Dads, let me (Juan) speak to you directly. As a result of the fall, we are prone either to passivity or control. Because of our fears and doubts, we will likely vacillate between the two. Take me, for example. For the first six years of our marriage, I was a passive husband. It wasn’t intentional. I was busy with work and ministry and let Jeanine handle things at home until the Lord convicted me. Jeanine was gracious and patient with me, giving me room to fail as I took on more responsibilities at home. At other times, due to my military background, I ran our house like a boot camp. Again, Jeanine was gracious, helping me build relationships with the girls. Brothers, are you leading in your home according to God’s design? Have you abdicated your leadership responsibilities, or are you vying for control? Know that our Lord is full of mercy and grace. Bring your sins, failures, and deficiencies to him, and he will forgive you. Then sit down with your wife and ask her for help (do this when you are not in conflict). 

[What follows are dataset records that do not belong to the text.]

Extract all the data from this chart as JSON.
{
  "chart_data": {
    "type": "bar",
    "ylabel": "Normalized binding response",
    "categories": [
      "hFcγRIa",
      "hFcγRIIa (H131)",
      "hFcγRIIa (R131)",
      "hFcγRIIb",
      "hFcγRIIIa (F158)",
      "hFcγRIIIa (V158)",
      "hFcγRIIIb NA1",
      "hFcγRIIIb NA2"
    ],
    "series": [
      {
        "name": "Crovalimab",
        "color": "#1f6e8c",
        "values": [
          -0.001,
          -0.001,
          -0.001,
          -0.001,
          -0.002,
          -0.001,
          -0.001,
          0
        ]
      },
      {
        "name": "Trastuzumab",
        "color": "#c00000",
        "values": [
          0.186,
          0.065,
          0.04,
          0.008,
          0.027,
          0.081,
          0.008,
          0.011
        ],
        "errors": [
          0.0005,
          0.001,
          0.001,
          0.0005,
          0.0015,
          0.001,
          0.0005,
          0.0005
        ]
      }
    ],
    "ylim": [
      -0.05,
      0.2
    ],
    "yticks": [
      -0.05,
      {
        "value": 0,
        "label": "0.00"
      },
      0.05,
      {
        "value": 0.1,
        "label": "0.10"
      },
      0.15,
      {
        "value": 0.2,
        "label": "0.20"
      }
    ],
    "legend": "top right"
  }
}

Moms, God created you to be your husband’s partner—to help him in all things. We do need the help! I’ve spoken with enough men who, like me, recognized their failures at home and wanted to change, but who have concluded that no matter how hard they tried, it would never be good enough. So help your husband. Be hopeful for him. Build him up. Encourage the good things he does. Help him see his weaknesses. Together, seek an older couple to guide you. Talk to your pastors. You don’t have to parent alone.

A word to single parents: whether you find yourself single by choice or by circumstance, you don’t have to parent alone either. Because Jesus has established a new covenant by which he is gathering a new family by faith in him, this new everlasting family is not produced biologically (John 1:12–13). In Christ, we are brothers and sisters. And in the church, we have spiritual fathers, mothers, and grandparents. God has given you his Son, his Spirit, his Word, and his people to help you raise your children. So, allow other families in your church to envelop you and your children into their lives. Seek out older, wiser parents you admire. Learn from parents who are a stage or two in front of you. Ask for help from your pastors. Don’t go at it alone.

Parenting is hard! It exposes our sins and weaknesses. Thankfully, God is forgiving, and he has made us to complement each other. We all want to be faithful parents. We all want our families to flourish. So, let us encourage you to work together. Bear one another’s burdens. Overlook small offenses. Forgive one another. Encourage one another. Be patient with one another. Pray for one another. Love one another. Honor one another. And speak words to one another that build up.